O Macquarie rebaixou a recomendação da DiDi Global para neutra e reduziu o preço-alvo de US$ 9,30 para US$ 3,90, citando falta de gatilhos de curto prazo. O movimento impacta a avaliação de mercado da empresa controladora da DiDi, dona da app 99.
O banco aponta pressão intensa no Brasil, onde a expansão do delivery elevou custos com incentivos. O resultado foi um prejuízo da divisão internacional de 3,4 bilhões de yuans no trimestre, equivalente a cerca de US$ 470 milhões, quatro vezes maior que no mesmo período do ano anterior.

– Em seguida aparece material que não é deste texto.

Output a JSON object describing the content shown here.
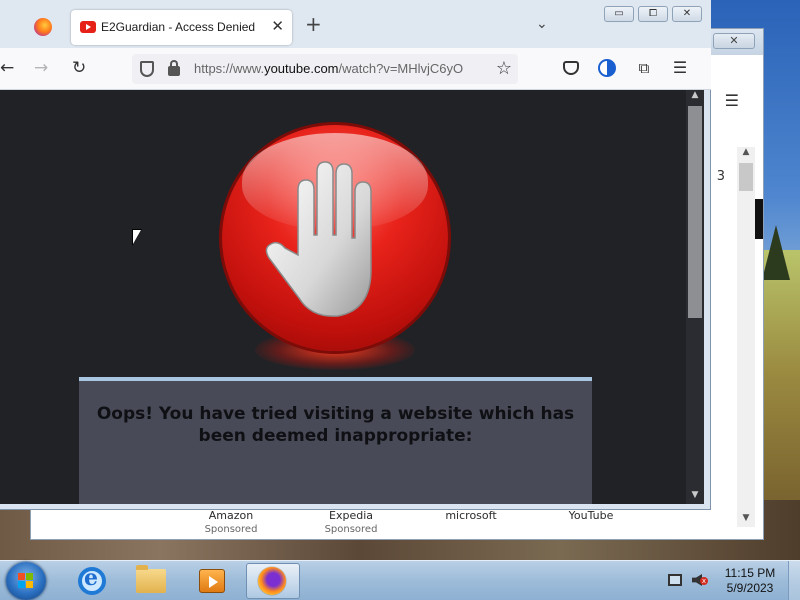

Para 2026, a projeção é de perdas ao redor de 10 bilhões de yuans no segmento internacional, mesmo com crescimento de 46% no GTV. O relatório afirma que os gastos podem ter atingido o pico, mas prevê recuperação de rentabilidade apenas de forma gradual.
Na China, o negócio permanece mais estável, com GTV crescendo 11% no trimestre e o preço médio das corridas subindo 1% na comparação anual. Apesar disso, o desempenho externo continua pressionado. O Macquarie revisou para baixo as estimativas de EBITDA em 23% para 2026 e 54% para 2027, prevendo depender da melhoria da operação internacional e de maior clareza sobre eventual IPO em Hong Kong.